Six key points that resonate with leaders today (Wills, 89-92):

  1. Forget about victory for its own sake. Winning the battle, winning a town, without winning the war is useless waste of energy. Pick your battles.
  2. "Attack in head-long lunges (Wills, 90)." Small groups, left to fight alone, lose energy and become fearful. Concentrate your legions. Give them drums and noise makers. Scare the enemy so they run before they engage.
  3. "Fight toward supplies (Wills, 91)." Napoleon didn't travel with a lot of supplies. Ammunition, probably. Food, maybe not. If the troops wanted to eat, they had to fight their way to the food, which was always on the other side of the enemy.
  4. "Fight only with preponderant force on one's own side (Wills, 91)." Mass your troops. Wait until your forces out-numbered the enemy. Split the enemy forces and fight them one at a time, never all at once. That meant he couldn't allow them to concentrate.
  5. Here's one I like: simplify. Fight head on. Don't go around, forget about ambushes, and all the convoluted battle plans everyone else had. Attach. Head on. Now.
  6. Finally, keep moving. If the enemy was fixed in a town, ready to sit it out, entrenched, find another army to fight. Keep moving. Don't lay siege, especially for a long time. Abandon, wait for the enemy to emerge, engage. Don't wait around if you can help it. Remember, if you are waiting around, you aren't fighting toward food. You're starving. Starving isn't good, especially if you didn't have supply trains coming.

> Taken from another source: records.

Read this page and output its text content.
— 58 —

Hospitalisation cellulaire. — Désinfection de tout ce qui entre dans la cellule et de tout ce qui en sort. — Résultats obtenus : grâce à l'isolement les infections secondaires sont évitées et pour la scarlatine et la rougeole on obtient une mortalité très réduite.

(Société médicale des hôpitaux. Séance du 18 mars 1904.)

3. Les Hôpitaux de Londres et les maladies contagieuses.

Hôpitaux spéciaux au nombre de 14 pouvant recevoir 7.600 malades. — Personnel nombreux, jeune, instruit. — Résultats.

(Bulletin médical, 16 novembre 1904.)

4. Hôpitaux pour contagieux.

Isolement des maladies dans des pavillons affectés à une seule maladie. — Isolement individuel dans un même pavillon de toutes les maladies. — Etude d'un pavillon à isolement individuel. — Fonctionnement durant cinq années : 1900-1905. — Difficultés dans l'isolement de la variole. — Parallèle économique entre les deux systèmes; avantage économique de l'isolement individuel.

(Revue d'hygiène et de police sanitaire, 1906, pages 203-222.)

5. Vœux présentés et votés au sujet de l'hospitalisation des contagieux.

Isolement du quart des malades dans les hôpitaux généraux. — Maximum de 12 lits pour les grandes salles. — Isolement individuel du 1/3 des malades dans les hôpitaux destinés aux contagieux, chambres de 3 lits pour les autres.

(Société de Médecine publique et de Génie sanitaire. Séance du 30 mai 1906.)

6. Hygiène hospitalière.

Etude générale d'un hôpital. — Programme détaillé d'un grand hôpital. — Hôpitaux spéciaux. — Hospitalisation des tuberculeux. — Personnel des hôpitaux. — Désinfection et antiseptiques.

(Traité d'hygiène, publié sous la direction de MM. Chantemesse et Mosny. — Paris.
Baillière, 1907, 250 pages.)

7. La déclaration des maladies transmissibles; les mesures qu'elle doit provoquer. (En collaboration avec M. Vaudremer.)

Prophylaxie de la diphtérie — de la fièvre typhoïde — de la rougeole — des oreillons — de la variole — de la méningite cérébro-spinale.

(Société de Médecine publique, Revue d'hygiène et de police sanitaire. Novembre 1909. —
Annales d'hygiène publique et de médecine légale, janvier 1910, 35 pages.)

Wills talks about Napoleon's first real campaign in Italy. He defeated two armies and was on his way to Vienna, having beat two other French armies to the punch. That wasn't supposed to happen, especially from an up-start like him. At the last minute, Napoleon stopped. He didn't attack Vienna. He just didn't have enough strength. Everyone at the time said he failed. Well, maybe so. Actually, if you look at it, he showed good decision making ability. At Vienna, he would have lost. Why fight a battle you're going to lose? Napoleon knew the answer to that one.

Wills, Garry. Certain Trumpets. The Call of Leaders. Simon & Schuster. 1994.